Congrats tucents!!!!!!!!!!!


----------



## rbrund (Jan 16, 2007)

Got my letter from EES today, i passed the FE exam


----------



## singlespeed (Jan 16, 2007)

rbrund said:


> Got my letter from EES today, i passed the FE exam


 rbrund, Bet it feels good to have that out of the way!


----------



## rbrund (Jan 16, 2007)

yes it does, and i also got a job offer today so this day has been great to me so far


----------



## Road Guy (Jan 16, 2007)

congrats!

I recall the day I got that EIT letter like it was yesterday, it does make the job search so much easier!

Enjoy it and forget about studying for while (unless you have the PE coming up around the bend)


----------



## rbrund (Jan 16, 2007)

I actually got the job offer before the FE results, seemed they dont need the FE to get the job


----------



## DVINNY (Jan 16, 2007)

congrats rbrund!!!!!!!!!!!


----------



## CtrlAltDelete (Jan 17, 2007)

I usually browse the "other" forum... but I am starting to like this one better b/c it seems more free?

Passed FE this Past OCT....so if anybody needs any help please holla...I will confident in my skills for probably a couple more weeks.


----------



## redrum (Jan 17, 2007)

congrats new EIT's!

&amp; Welcome to the newbs

:"the other board":


----------



## dksitecivil (Jan 17, 2007)

CtrlAltDelete said:


> I usually browse the "other" forum... but I am starting to like this one better b/c it seems more free?
> Passed FE this Past OCT....so if anybody needs any help please holla...I will confident in my skills for probably a couple more weeks.


Congratulations on passing! This board rocks and it keeps me motivated to keep studying when I start to get overwhelmed. I am taking the FE in April after having been out of school since, well, let's just say too long. ok...... 20+ years.... there I said it!! 

Anyhow.... I am a Civil by degree and profession, so figured I need to get my license! I did take the FE back when it was called the EIT exam and got a 69. Cool number, bad grade. Anyhow, here I am. I started hitting the books about a month ago. It's been a slow start initially, though each night gets a bit easier (I think). I am planning on taking the PM Civil vs. General. They didn't used to have that breakdown (little trivia for all the young guys). I have FERM, which I heard is a bit tougher than the actual exam, so I will keep using it. I try about 5 nights at about 2-3 hours, and then 3-5 on weekends. That's my approach.... any feedback from any "passers"?
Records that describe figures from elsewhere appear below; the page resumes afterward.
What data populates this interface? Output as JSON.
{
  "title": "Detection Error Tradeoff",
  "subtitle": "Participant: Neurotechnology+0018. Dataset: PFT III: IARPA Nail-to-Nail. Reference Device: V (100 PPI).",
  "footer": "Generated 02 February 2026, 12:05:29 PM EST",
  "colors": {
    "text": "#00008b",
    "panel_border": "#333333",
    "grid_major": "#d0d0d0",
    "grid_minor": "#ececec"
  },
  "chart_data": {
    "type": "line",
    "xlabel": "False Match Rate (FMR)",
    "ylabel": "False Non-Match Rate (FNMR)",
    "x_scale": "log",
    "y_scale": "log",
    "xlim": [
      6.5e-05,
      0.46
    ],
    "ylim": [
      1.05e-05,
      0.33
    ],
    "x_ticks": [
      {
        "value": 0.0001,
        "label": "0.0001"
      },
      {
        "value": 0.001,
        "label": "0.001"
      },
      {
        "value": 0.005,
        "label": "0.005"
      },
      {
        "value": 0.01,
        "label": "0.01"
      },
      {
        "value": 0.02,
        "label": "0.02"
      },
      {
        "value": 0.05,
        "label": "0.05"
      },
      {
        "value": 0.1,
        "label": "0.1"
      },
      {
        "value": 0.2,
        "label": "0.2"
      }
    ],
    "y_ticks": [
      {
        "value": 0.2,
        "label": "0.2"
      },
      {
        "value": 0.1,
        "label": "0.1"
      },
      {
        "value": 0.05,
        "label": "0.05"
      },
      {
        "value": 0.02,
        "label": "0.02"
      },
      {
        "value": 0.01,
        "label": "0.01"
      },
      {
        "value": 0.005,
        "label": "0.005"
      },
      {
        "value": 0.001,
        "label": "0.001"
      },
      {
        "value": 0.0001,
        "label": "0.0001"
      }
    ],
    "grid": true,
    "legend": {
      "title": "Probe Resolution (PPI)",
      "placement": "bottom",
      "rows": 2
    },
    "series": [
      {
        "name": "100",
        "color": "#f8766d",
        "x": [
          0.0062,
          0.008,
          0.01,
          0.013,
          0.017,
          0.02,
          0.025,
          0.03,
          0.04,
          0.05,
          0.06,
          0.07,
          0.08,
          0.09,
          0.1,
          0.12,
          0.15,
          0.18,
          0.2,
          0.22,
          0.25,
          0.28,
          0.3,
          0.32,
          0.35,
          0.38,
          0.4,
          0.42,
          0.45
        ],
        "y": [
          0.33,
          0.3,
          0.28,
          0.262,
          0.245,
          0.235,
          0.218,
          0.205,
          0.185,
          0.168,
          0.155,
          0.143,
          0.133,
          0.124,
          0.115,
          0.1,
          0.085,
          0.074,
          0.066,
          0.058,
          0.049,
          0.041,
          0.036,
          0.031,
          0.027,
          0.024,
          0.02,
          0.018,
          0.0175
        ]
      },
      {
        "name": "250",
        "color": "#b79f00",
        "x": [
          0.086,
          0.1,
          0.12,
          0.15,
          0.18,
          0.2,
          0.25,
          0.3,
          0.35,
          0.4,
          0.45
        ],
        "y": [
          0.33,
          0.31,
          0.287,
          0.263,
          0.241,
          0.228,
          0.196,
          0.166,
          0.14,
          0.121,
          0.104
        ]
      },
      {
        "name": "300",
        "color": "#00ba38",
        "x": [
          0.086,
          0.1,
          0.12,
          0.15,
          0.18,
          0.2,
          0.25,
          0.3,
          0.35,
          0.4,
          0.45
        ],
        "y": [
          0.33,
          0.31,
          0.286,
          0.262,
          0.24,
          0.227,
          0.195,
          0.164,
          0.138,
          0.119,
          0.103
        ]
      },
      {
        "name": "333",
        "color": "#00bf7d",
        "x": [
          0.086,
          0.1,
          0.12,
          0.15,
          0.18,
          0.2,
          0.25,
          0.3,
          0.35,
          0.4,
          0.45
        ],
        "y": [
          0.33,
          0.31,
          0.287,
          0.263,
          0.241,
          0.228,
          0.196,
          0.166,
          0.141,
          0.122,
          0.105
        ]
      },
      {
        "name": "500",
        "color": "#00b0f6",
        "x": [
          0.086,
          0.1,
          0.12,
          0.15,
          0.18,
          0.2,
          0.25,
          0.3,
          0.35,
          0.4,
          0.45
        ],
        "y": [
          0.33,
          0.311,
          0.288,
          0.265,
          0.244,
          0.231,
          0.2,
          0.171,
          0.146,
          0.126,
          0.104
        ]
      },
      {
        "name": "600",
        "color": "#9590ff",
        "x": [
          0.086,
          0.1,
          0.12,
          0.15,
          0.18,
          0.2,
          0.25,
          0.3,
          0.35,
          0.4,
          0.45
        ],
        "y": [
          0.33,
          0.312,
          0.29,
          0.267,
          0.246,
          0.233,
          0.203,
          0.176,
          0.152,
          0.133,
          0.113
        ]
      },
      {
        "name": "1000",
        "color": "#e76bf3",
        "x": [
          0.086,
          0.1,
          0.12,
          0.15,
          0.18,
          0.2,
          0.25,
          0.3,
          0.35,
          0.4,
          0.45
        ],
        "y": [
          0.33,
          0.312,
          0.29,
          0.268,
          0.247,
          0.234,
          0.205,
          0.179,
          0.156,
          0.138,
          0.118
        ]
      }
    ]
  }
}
Once again congrats on passing!


----------



## sharpsshooter (Jan 18, 2007)

dksitecivil said:


> Congratulations on passing! This board rocks and it keeps me motivated to keep studying when I start to get overwhelmed. I am taking the FE in April after having been out of school since, well, let's just say too long. ok...... 20+ years.... there I said it!! bump Anyhow.... I am a Civil by degree and profession, so figured I need to get my license! I did take the FE back when it was called the EIT exam and got a 69. Cool number, bad grade. Anyhow, here I am. I started hitting the books about a month ago. It's been a slow start initially, though each night gets a bit easier (I think). I am planning on taking the PM Civil vs. General. They didn't used to have that breakdown (little trivia for all the young guys). I have FERM, which I heard is a bit tougher than the actual exam, so I will keep using it. I try about 5 nights at about 2-3 hours, and then 3-5 on weekends. That's my approach.... any feedback from any "passers"?
> 
> Once again congrats on passing!


Hi dksitecivil,

I was much in the same boat you are in now. I took the EIT 13 years ago and I too failed with a 69. I took the exam again this past October and passed. I followed the suggested 68-day study schedule in the FERM from Lindeburg. I followed this exactly. I put in an average of 3 - 3.5 hours a day with more on the week. Also, on many of the rest days I reviewed some of the my weaker subjects from the previous days. I also purchased study manuals from the NCEES for the extra problems. I took the general afternoon exam. The NCEES problems seemed to be easier than the FERM. So, I would say if you can work the FERM problems you will be in good shape. Also, I bought a copy of the reference handbook and used in while working the FERM problems. This helped tremedously as a I new where to look for information on test day. If you put in your time you'll do fine.

Good Luck,

Sharpsshooter


----------



## dksitecivil (Jan 18, 2007)

sharpsshooter said:


> Hi dksitecivil,
> I was much in the same boat you are in now. I took the EIT 13 years ago and I too failed with a 69. I took the exam again this past October and passed. I followed the suggested 68-day study schedule in the FERM from Lindeburg. I followed this exactly. I put in an average of 3 - 3.5 hours a day with more on the week. Also, on many of the rest days I reviewed some of the my weaker subjects from the previous days. I also purchased study manuals from the NCEES for the extra problems. I took the general afternoon exam. The NCEES problems seemed to be easier than the FERM. So, I would say if you can work the FERM problems you will be in good shape. Also, I bought a copy of the reference handbook and used in while working the FERM problems. This helped tremedously as a I new where to look for information on test day. If you put in your time you'll do fine.
> 
> Good Luck,
> ...


I really appreciate the feedback Sharpshooter! I printed out the reference handbook and try to use only that unless I just can't figure something out, then I pull out all stops with everything/anything to get it. Great feedback, thanks again!

Dksitecivil


----------



## rbrund (Jan 19, 2007)

Just keep your head up high and youll do fine


----------



## annie (Feb 2, 2007)

Hey,

I just got my result yesterday (CA EIT). I passed.


----------



## annie (Feb 2, 2007)

Hey,

I just got my result yesterday (CA EIT). I passed. Please add me to the list.


----------



## tbob (Feb 2, 2007)

I am still waiting for my result...hopefully I will pass

CA (la)


----------



## Enginnneeer (May 15, 2007)

CE Hopeful said:


> congrats new EIT's!
> &amp; Welcome to the newbs
> 
> :"the other board":


Planning to take the FE. Still deciding from gen or envl on the PM. Thanks for all the help. This board is the best, what I need to stay focused when it looks daunting.


----------